Robert Rauschenberg – Quarry, offset lithograph 1968

And another important player bending the definitions of art process and creation is, resoundingly, Rauschenberg, who invented the term combines in an effort to describe the kind of work he was making. Blurring the lines between painting, sculpture and printmaking, to name just a few, his highly original and distinctive voice gives new light to old objects and reinvents the actual involvement of process in the work itself. His works are not merely finished pictures but rather more like evidence of his free spirited visions as they unfold. One of the early pioneers with silkscreen, his work has so much charisma and variation that it is difficult to focus on just one aspect. This piece Quarry shows how he is using a stylized photograph almost as a blunt printing object to create near abstract masses for elements of design, merely one point amidst a veritable jungle of techniques.

Barbara Kruger – Untitled (Stamps), offset lithograph 2013

Barbara Kruger gives us a conceptual art piece that is not just an image of postage stamps but a sheet of actual stamps, printed on kiss-cut adhesive paper and created as a special artwork for East of Borneo, the well known Los Angeles art magazine, in a signed limited edition of only 35. The nine individual images of Untitled (Stamps), repeating in a 3 x 3 grid, read the words Happy, Sad, Awake, Asleep, Hopeful, Doubtful, Relaxed, Tense and Alive. Paired with the image of the stopwatch and presented in the repetitive manner as such, the commentary is easy to discern.
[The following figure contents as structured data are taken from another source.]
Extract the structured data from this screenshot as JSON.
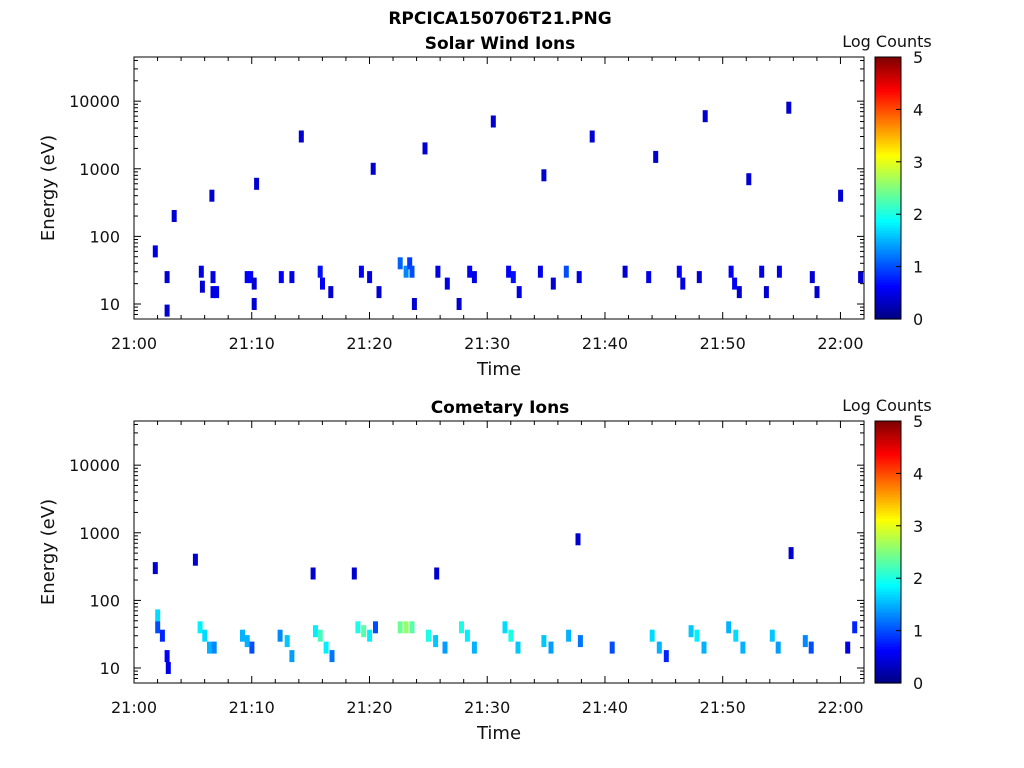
{
  "figure_title": "RPCICA150706T21.PNG",
  "colorbar": {
    "label": "Log Counts",
    "ticks": [
      "0",
      "1",
      "2",
      "3",
      "4",
      "5"
    ],
    "colormap": [
      "#00007f",
      "#0000ff",
      "#007fff",
      "#00ffff",
      "#7fff7f",
      "#ffff00",
      "#ff7f00",
      "#ff0000",
      "#7f0000"
    ]
  },
  "chart_data": [
    {
      "type": "heatmap",
      "title": "Solar Wind Ions",
      "xlabel": "Time",
      "ylabel": "Energy (eV)",
      "x_ticks": [
        "21:00",
        "21:10",
        "21:20",
        "21:30",
        "21:40",
        "21:50",
        "22:00"
      ],
      "y_ticks": [
        "10",
        "100",
        "1000",
        "10000"
      ],
      "y_scale": "log",
      "ylim": [
        6,
        45000
      ],
      "xlim": [
        "21:00",
        "22:02"
      ],
      "zlim": [
        0,
        5
      ],
      "zlabel": "Log Counts",
      "cells": [
        [
          1.6,
          60,
          0.5
        ],
        [
          2.6,
          25,
          0.4
        ],
        [
          2.6,
          8,
          0.4
        ],
        [
          5.5,
          30,
          0.5
        ],
        [
          5.6,
          18,
          0.4
        ],
        [
          6.5,
          25,
          0.5
        ],
        [
          6.5,
          15,
          0.5
        ],
        [
          6.8,
          15,
          0.5
        ],
        [
          9.4,
          25,
          0.6
        ],
        [
          9.7,
          25,
          0.6
        ],
        [
          10.0,
          20,
          0.4
        ],
        [
          10.0,
          10,
          0.4
        ],
        [
          12.3,
          25,
          0.6
        ],
        [
          13.2,
          25,
          0.5
        ],
        [
          15.6,
          30,
          0.7
        ],
        [
          15.8,
          20,
          0.6
        ],
        [
          16.5,
          15,
          0.4
        ],
        [
          19.1,
          30,
          0.6
        ],
        [
          19.8,
          25,
          0.5
        ],
        [
          20.6,
          15,
          0.4
        ],
        [
          22.4,
          40,
          1.1
        ],
        [
          22.9,
          30,
          1.3
        ],
        [
          23.2,
          40,
          0.9
        ],
        [
          23.4,
          30,
          1.0
        ],
        [
          23.6,
          10,
          0.4
        ],
        [
          25.6,
          30,
          0.5
        ],
        [
          26.4,
          20,
          0.5
        ],
        [
          27.4,
          10,
          0.4
        ],
        [
          28.3,
          30,
          0.6
        ],
        [
          28.7,
          25,
          0.5
        ],
        [
          31.6,
          30,
          0.6
        ],
        [
          32.0,
          25,
          0.7
        ],
        [
          32.5,
          15,
          0.5
        ],
        [
          34.3,
          30,
          0.5
        ],
        [
          35.4,
          20,
          0.4
        ],
        [
          36.5,
          30,
          1.0
        ],
        [
          37.6,
          25,
          0.5
        ],
        [
          41.5,
          30,
          0.4
        ],
        [
          43.5,
          25,
          0.5
        ],
        [
          46.1,
          30,
          0.6
        ],
        [
          46.4,
          20,
          0.5
        ],
        [
          47.8,
          25,
          0.4
        ],
        [
          50.5,
          30,
          0.6
        ],
        [
          50.8,
          20,
          0.6
        ],
        [
          51.2,
          15,
          0.4
        ],
        [
          53.1,
          30,
          0.5
        ],
        [
          53.5,
          15,
          0.4
        ],
        [
          54.6,
          30,
          0.5
        ],
        [
          57.4,
          25,
          0.4
        ],
        [
          57.8,
          15,
          0.4
        ],
        [
          61.5,
          25,
          0.4
        ],
        [
          3.2,
          200,
          0.4
        ],
        [
          6.4,
          400,
          0.4
        ],
        [
          10.2,
          600,
          0.4
        ],
        [
          14.0,
          3000,
          0.4
        ],
        [
          20.1,
          1000,
          0.4
        ],
        [
          24.5,
          2000,
          0.4
        ],
        [
          30.3,
          5000,
          0.4
        ],
        [
          34.6,
          800,
          0.4
        ],
        [
          38.7,
          3000,
          0.4
        ],
        [
          44.1,
          1500,
          0.4
        ],
        [
          48.3,
          6000,
          0.4
        ],
        [
          52.0,
          700,
          0.4
        ],
        [
          55.4,
          8000,
          0.4
        ],
        [
          59.8,
          400,
          0.4
        ]
      ]
    },
    {
      "type": "heatmap",
      "title": "Cometary Ions",
      "xlabel": "Time",
      "ylabel": "Energy (eV)",
      "x_ticks": [
        "21:00",
        "21:10",
        "21:20",
        "21:30",
        "21:40",
        "21:50",
        "22:00"
      ],
      "y_ticks": [
        "10",
        "100",
        "1000",
        "10000"
      ],
      "y_scale": "log",
      "ylim": [
        6,
        45000
      ],
      "xlim": [
        "21:00",
        "22:02"
      ],
      "zlim": [
        0,
        5
      ],
      "zlabel": "Log Counts",
      "cells": [
        [
          1.8,
          60,
          1.7
        ],
        [
          1.8,
          40,
          1.0
        ],
        [
          2.2,
          30,
          0.8
        ],
        [
          2.6,
          15,
          0.6
        ],
        [
          2.7,
          10,
          0.5
        ],
        [
          5.4,
          40,
          1.8
        ],
        [
          5.8,
          30,
          1.7
        ],
        [
          6.2,
          20,
          1.5
        ],
        [
          6.6,
          20,
          1.3
        ],
        [
          9.0,
          30,
          1.5
        ],
        [
          9.4,
          25,
          1.5
        ],
        [
          9.8,
          20,
          1.0
        ],
        [
          12.2,
          30,
          1.3
        ],
        [
          12.8,
          25,
          1.6
        ],
        [
          13.2,
          15,
          1.4
        ],
        [
          15.2,
          35,
          1.8
        ],
        [
          15.6,
          30,
          2.2
        ],
        [
          16.1,
          20,
          1.8
        ],
        [
          16.6,
          15,
          1.2
        ],
        [
          18.8,
          40,
          2.0
        ],
        [
          19.3,
          35,
          2.3
        ],
        [
          19.8,
          30,
          1.8
        ],
        [
          20.3,
          40,
          1.0
        ],
        [
          22.4,
          40,
          2.4
        ],
        [
          22.9,
          40,
          2.6
        ],
        [
          23.4,
          40,
          2.3
        ],
        [
          24.8,
          30,
          2.0
        ],
        [
          25.4,
          25,
          1.6
        ],
        [
          26.2,
          20,
          1.4
        ],
        [
          27.6,
          40,
          2.0
        ],
        [
          28.1,
          30,
          1.8
        ],
        [
          28.7,
          20,
          1.5
        ],
        [
          31.3,
          40,
          1.7
        ],
        [
          31.8,
          30,
          2.0
        ],
        [
          32.4,
          20,
          1.6
        ],
        [
          34.6,
          25,
          1.6
        ],
        [
          35.2,
          20,
          1.4
        ],
        [
          36.7,
          30,
          1.5
        ],
        [
          37.7,
          25,
          1.2
        ],
        [
          40.4,
          20,
          1.0
        ],
        [
          43.8,
          30,
          1.7
        ],
        [
          44.4,
          20,
          1.5
        ],
        [
          45.0,
          15,
          0.8
        ],
        [
          47.1,
          35,
          1.6
        ],
        [
          47.6,
          30,
          1.8
        ],
        [
          48.2,
          20,
          1.5
        ],
        [
          50.3,
          40,
          1.5
        ],
        [
          50.9,
          30,
          1.7
        ],
        [
          51.5,
          20,
          1.5
        ],
        [
          54.0,
          30,
          1.6
        ],
        [
          54.5,
          20,
          1.4
        ],
        [
          56.8,
          25,
          1.3
        ],
        [
          57.3,
          20,
          1.0
        ],
        [
          60.4,
          20,
          0.5
        ],
        [
          61.0,
          40,
          0.8
        ],
        [
          1.6,
          300,
          0.4
        ],
        [
          5.0,
          400,
          0.4
        ],
        [
          15.0,
          250,
          0.4
        ],
        [
          18.5,
          250,
          0.4
        ],
        [
          25.5,
          250,
          0.4
        ],
        [
          37.5,
          800,
          0.4
        ],
        [
          55.6,
          500,
          0.4
        ]
      ]
    }
  ]
}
Vik Muniz – Roland Garros French Open, offset lithograph 2017

In a poster for the Roland Garros French Open artist Vik Muniz is playfully interlacing the medium of tennis court clay as a drawing tool with the imagery of the court itself and the shadows made by light. The result could perhaps be put in the category of trompe-l'œil as a photograph, though in reality it is a sculpture— or more accurately, shifts between definitions of a sculpture and a three dimensional illustration. Whichever way you look at it, it is certainly mind-bending in concept, succinct in realization and full of lyricism.

Marcel Duchamp – 50 cc of Paris Air, on Pink, stone lithograph 1986

And where would we be without everyone’s favorite original art critic artist, Marcel Duchamp, inventor of the high art gallery toilet, reminding viewers everywhere to not take art so seriously sometimes— an extraordinarily valuable contribution to the discussion as a whole. This piece 50 cc of Paris Air, on Pink is of the glass ornament that was a 1919 gift from Duchamp to his friend and patron Walter Arensburg upon Duchamp's return from Paris to New York. His combination of humor, wit and mastery with innovative thinking were revolutionary at the time, and still ring one-of-a-kind even now.